Si vous allez voir Luc, passez par chez nous : vous trouverez que Genève a fait de grands progrès, et qu’il y a plus de philosophes que de sociniens. Luc est l’ami de votre impératrice ; rien ne vous empêchera d’aller voir votre Catherine. Vous serez plus fêté, plus honoré que tous nos ambassadeurs ; mais repassez par chez nous en revenant. Je vous avertis que toute la cour de Catherine joue des pièces françaises. Bientôt on parlera français chez les Calmoucks. Ce n’est pourtant ni à messieurs du parlement, ni à messieurs des convulsions, ni à nos généraux, ni à nos premiers commis qu’on doit cette petite distinction. Une douzaine d’êtres pensants, à la tête desquels vous êtes, empêche que la France ne soit la dernière des nations. Continuez, mon cher philosophe, à lui faire honneur ; jouissez de votre considération personnelle et de votre noble indépendance. C’est à vous qu’il appartient de rire de tout, car vous vous portez bien, et je ne suis qu’un vieux malade. Au surplus, écr. l’inf.

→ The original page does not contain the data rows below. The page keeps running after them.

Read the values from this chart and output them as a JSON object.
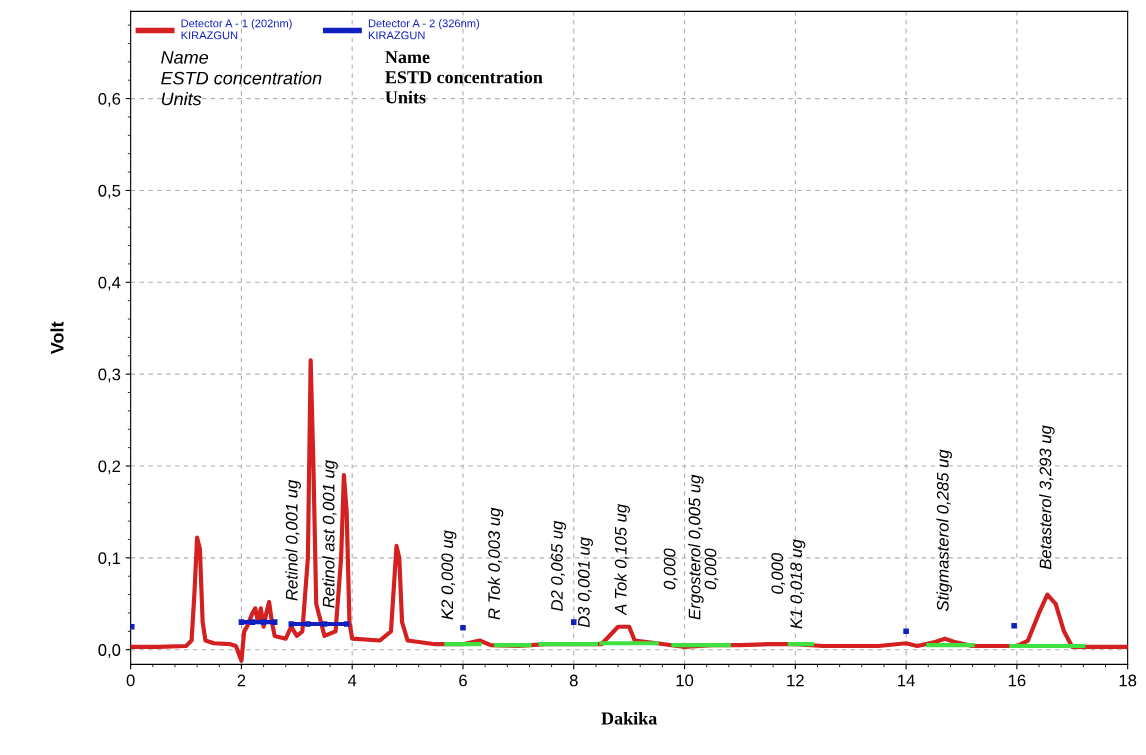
{
  "chart_data": {
    "type": "line",
    "xlabel": "Dakika",
    "ylabel": "Volt",
    "xlim": [
      0,
      18
    ],
    "xticks": [
      0,
      2,
      4,
      6,
      8,
      10,
      12,
      14,
      16,
      18
    ],
    "ylim": [
      -0.016,
      0.695
    ],
    "yticks": [
      {
        "value": 0,
        "label": "0,0"
      },
      {
        "value": 0.1,
        "label": "0,1"
      },
      {
        "value": 0.2,
        "label": "0,2"
      },
      {
        "value": 0.3,
        "label": "0,3"
      },
      {
        "value": 0.4,
        "label": "0,4"
      },
      {
        "value": 0.5,
        "label": "0,5"
      },
      {
        "value": 0.6,
        "label": "0,6"
      }
    ],
    "grid": true,
    "legend": "top left",
    "series": [
      {
        "name": "Detector A - 1 (202nm)\nKIRAZGUN",
        "color": "#d42020",
        "x": [
          0,
          0.5,
          1.0,
          1.1,
          1.15,
          1.2,
          1.25,
          1.3,
          1.35,
          1.5,
          1.8,
          1.9,
          2.0,
          2.05,
          2.1,
          2.2,
          2.25,
          2.3,
          2.35,
          2.4,
          2.45,
          2.5,
          2.55,
          2.6,
          2.8,
          2.9,
          3.0,
          3.1,
          3.2,
          3.25,
          3.3,
          3.35,
          3.5,
          3.7,
          3.8,
          3.85,
          3.9,
          3.95,
          4.0,
          4.5,
          4.7,
          4.8,
          4.85,
          4.9,
          5.0,
          5.5,
          6.0,
          6.3,
          6.5,
          7.0,
          7.5,
          8.0,
          8.5,
          8.8,
          9.0,
          9.1,
          9.5,
          10.0,
          10.5,
          11.0,
          11.5,
          12.0,
          12.5,
          13.0,
          13.5,
          14.0,
          14.2,
          14.5,
          14.7,
          14.9,
          15.2,
          15.7,
          16.0,
          16.2,
          16.4,
          16.55,
          16.7,
          16.85,
          17.0,
          17.5,
          18.0
        ],
        "values": [
          0.003,
          0.003,
          0.004,
          0.01,
          0.06,
          0.122,
          0.11,
          0.03,
          0.01,
          0.007,
          0.006,
          0.004,
          -0.012,
          0.02,
          0.025,
          0.04,
          0.045,
          0.03,
          0.045,
          0.025,
          0.04,
          0.052,
          0.03,
          0.015,
          0.012,
          0.025,
          0.015,
          0.02,
          0.1,
          0.315,
          0.2,
          0.05,
          0.015,
          0.02,
          0.1,
          0.19,
          0.15,
          0.03,
          0.012,
          0.01,
          0.02,
          0.113,
          0.1,
          0.03,
          0.01,
          0.006,
          0.006,
          0.01,
          0.005,
          0.004,
          0.006,
          0.006,
          0.006,
          0.025,
          0.025,
          0.01,
          0.007,
          0.003,
          0.005,
          0.005,
          0.006,
          0.006,
          0.004,
          0.004,
          0.004,
          0.007,
          0.004,
          0.008,
          0.012,
          0.008,
          0.004,
          0.004,
          0.004,
          0.01,
          0.04,
          0.06,
          0.05,
          0.02,
          0.003,
          0.003,
          0.003
        ]
      },
      {
        "name": "Detector A - 2 (326nm)\nKIRAZGUN",
        "color": "#1020c0",
        "marker": "square",
        "x": [
          2.0,
          2.2,
          2.4,
          2.6
        ],
        "values": [
          0.03,
          0.03,
          0.03,
          0.03
        ]
      },
      {
        "color": "#1020c0",
        "marker": "square",
        "x": [
          2.9,
          3.2,
          3.5,
          3.9
        ],
        "values": [
          0.028,
          0.028,
          0.028,
          0.028
        ]
      },
      {
        "color": "#1020c0",
        "marker": "square",
        "x": [
          0.02
        ],
        "values": [
          0.025
        ]
      },
      {
        "color": "#1020c0",
        "marker": "square",
        "x": [
          6.0
        ],
        "values": [
          0.024
        ]
      },
      {
        "color": "#1020c0",
        "marker": "square",
        "x": [
          8.0
        ],
        "values": [
          0.03
        ]
      },
      {
        "color": "#1020c0",
        "marker": "square",
        "x": [
          14.0
        ],
        "values": [
          0.02
        ]
      },
      {
        "color": "#1020c0",
        "marker": "square",
        "x": [
          15.95
        ],
        "values": [
          0.026
        ]
      },
      {
        "color": "#40e040",
        "x": [
          5.7,
          6.3
        ],
        "values": [
          0.006,
          0.006
        ]
      },
      {
        "color": "#40e040",
        "x": [
          6.6,
          7.2
        ],
        "values": [
          0.005,
          0.005
        ]
      },
      {
        "color": "#40e040",
        "x": [
          7.4,
          8.4
        ],
        "values": [
          0.006,
          0.006
        ]
      },
      {
        "color": "#40e040",
        "x": [
          8.5,
          9.5
        ],
        "values": [
          0.007,
          0.007
        ]
      },
      {
        "color": "#40e040",
        "x": [
          9.8,
          10.8
        ],
        "values": [
          0.005,
          0.005
        ]
      },
      {
        "color": "#40e040",
        "x": [
          11.9,
          12.3
        ],
        "values": [
          0.006,
          0.006
        ]
      },
      {
        "color": "#40e040",
        "x": [
          14.4,
          15.2
        ],
        "values": [
          0.005,
          0.005
        ]
      },
      {
        "color": "#40e040",
        "x": [
          15.9,
          17.2
        ],
        "values": [
          0.004,
          0.004
        ]
      }
    ],
    "annotations": [
      "Name\nESTD concentration\nUnits",
      "Name\nESTD concentration\nUnits",
      "Retinol 0,001 ug",
      "Retinol ast 0,001 ug",
      "K2 0,000 ug",
      "R Tok 0,003 ug",
      "D2 0,065 ug",
      "D3 0,001 ug",
      "A Tok 0,105 ug",
      "0,000",
      "Ergosterol 0,005 ug",
      "0,000",
      "0,000",
      "K1 0,018 ug",
      "Stigmasterol 0,285 ug",
      "Betasterol 3,293 ug"
    ]
  }
}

N.B. – Voici un jeune anglais digne de vous voir et qui veut vous voir ; c’est M. Macartney, savant pour son âge, philosophe, et qui brillera comme un autre et mieux qu’un autre en parliament. Je prends la liberté de recommander liberum hominem homini libero.

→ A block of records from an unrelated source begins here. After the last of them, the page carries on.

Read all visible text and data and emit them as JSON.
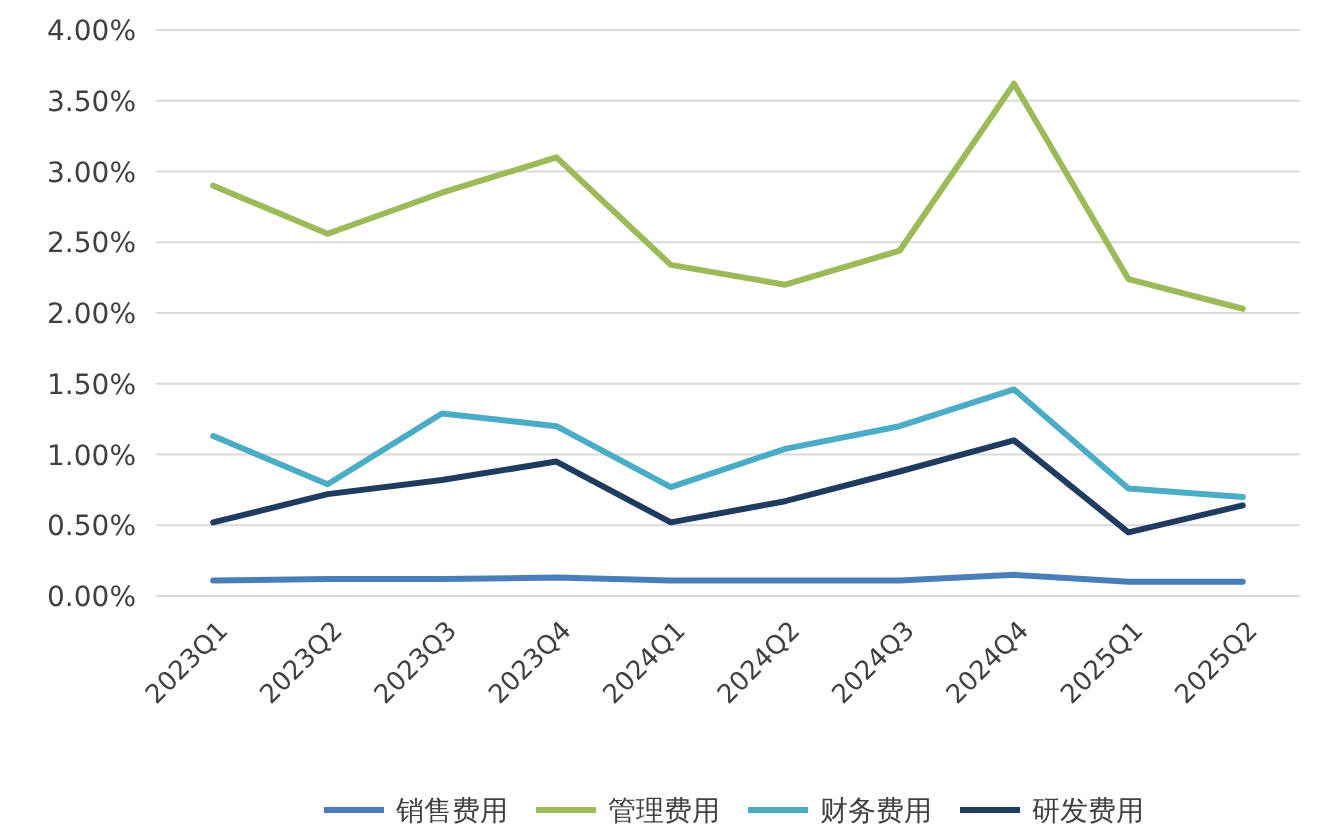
{
  "chart_data": {
    "type": "line",
    "categories": [
      "2023Q1",
      "2023Q2",
      "2023Q3",
      "2023Q4",
      "2024Q1",
      "2024Q2",
      "2024Q3",
      "2024Q4",
      "2025Q1",
      "2025Q2"
    ],
    "series": [
      {
        "name": "销售费用",
        "color": "#4a7ebb",
        "values": [
          0.11,
          0.12,
          0.12,
          0.13,
          0.11,
          0.11,
          0.11,
          0.15,
          0.1,
          0.1
        ]
      },
      {
        "name": "管理费用",
        "color": "#9bbb59",
        "values": [
          2.9,
          2.56,
          2.85,
          3.1,
          2.34,
          2.2,
          2.44,
          3.62,
          2.24,
          2.03
        ]
      },
      {
        "name": "财务费用",
        "color": "#4bacc6",
        "values": [
          1.13,
          0.79,
          1.29,
          1.2,
          0.77,
          1.04,
          1.2,
          1.46,
          0.76,
          0.7
        ]
      },
      {
        "name": "研发费用",
        "color": "#1f3b5f",
        "values": [
          0.52,
          0.72,
          0.82,
          0.95,
          0.52,
          0.67,
          0.88,
          1.1,
          0.45,
          0.64
        ]
      }
    ],
    "ylim": [
      0,
      4
    ],
    "yticks": [
      {
        "value": 0,
        "label": "0.00%"
      },
      {
        "value": 0.5,
        "label": "0.50%"
      },
      {
        "value": 1,
        "label": "1.00%"
      },
      {
        "value": 1.5,
        "label": "1.50%"
      },
      {
        "value": 2,
        "label": "2.00%"
      },
      {
        "value": 2.5,
        "label": "2.50%"
      },
      {
        "value": 3,
        "label": "3.00%"
      },
      {
        "value": 3.5,
        "label": "3.50%"
      },
      {
        "value": 4,
        "label": "4.00%"
      }
    ],
    "grid": "y",
    "legend": "bottom",
    "marker": "none",
    "line_style": "solid"
  }
}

1 – Madame du Deffand était tout à fait aveugle. (G.A.)
2 – Poétique française, par Marmontel. (G.A.)
3 – Molière, Malade imaginaire, cérémonie. (G.A.)
DE D’ALEMBERT.
A Potsdam, le 7 d’auguste 1763.
Depuis six semaines, mon cher confrère, que je suis arrivé ici, j’ai toujours voulu vous écrire sans en pouvoir trouver le moment : différentes occupations et des distractions de toute espèce m’en ont empêché ; cependant je ne veux pas retourner en France sans vous donner signe de vie. Mon voyage a été des plus agréables, et le roi me comble de toutes les bontés possibles. Je puis vous assurer que ce prince est supérieur à la gloire même qu’il vient d’acquérir par la justice qu’il rend à ses ennemis, et par la modestie bien sincère avec laquelle il parle de ses succès. Vous êtes convenu avec moi, et vous avez bien raison, que la destruction de sa puissance eût été un grand malheur pour les lettres et pour la philosophie. Les gazettes ont dit, mais sans fondement, que j’étais président de l’Académie ; je ne puis douter, à la vérité, que le roi ne le désire, et j’ose vous dire que l’Académie même m’a paru le souhaiter beaucoup : mais mille raisons, dont aucune n’est relative au roi et dont la plupart sont relatives à moi seul, ne me permettent pas de fixer mon séjour en ce pays. Le roi me parle souvent de vous. Il sait vos ouvrages par cœur, il les lit et les relit, et il a été charmé tout récemment de la lecture qu’il a faite de vos Additions à l’Histoire générale (1). Je puis vous assurer qu’il vous rend bien toute la justice que vous pouvez désirer. Le marquis d’Argens me charge de vous faire mille compliments de sa part ; il vous regrette beaucoup, et me le dit souvent ; il n’en fait pas de même de Maupertuis, qui, ce me semble, n’a pas laissé beaucoup d’amis dans ce pays.
Je ne vous donne aucune nouvelle de littérature, car je n’en sais point, et vous savez combien elles sont stériles dans ce pays, où personne, excepté le roi, ne s’en occupe. Que dites-vous du bel arrêt du parlement de Paris pour consulter la faculté de théologie sur l’inoculation (2), cette même faculté qu’il a déclarée ne pouvoir être juge en matière de sacrements ! Cette nouvelle sottise française nous rend la fable des étrangers. Il faut avouer que nous ne démentons notre gloire sur rien.
Adieu, mon cher et illustre maître. Comme je compte partir à la fin de ce mois pour retourner en France, adressez-moi votre réponse à Paris. Je compte toujours faire le voyage d’Italie, et vous embrasse en allant ou en revenant.
1 – Ces Additions furent imprimées à part pour qu’elles pussent servir de supplément à l’édition de 1756. Elles forment un volume de 767 pages. (G.A.)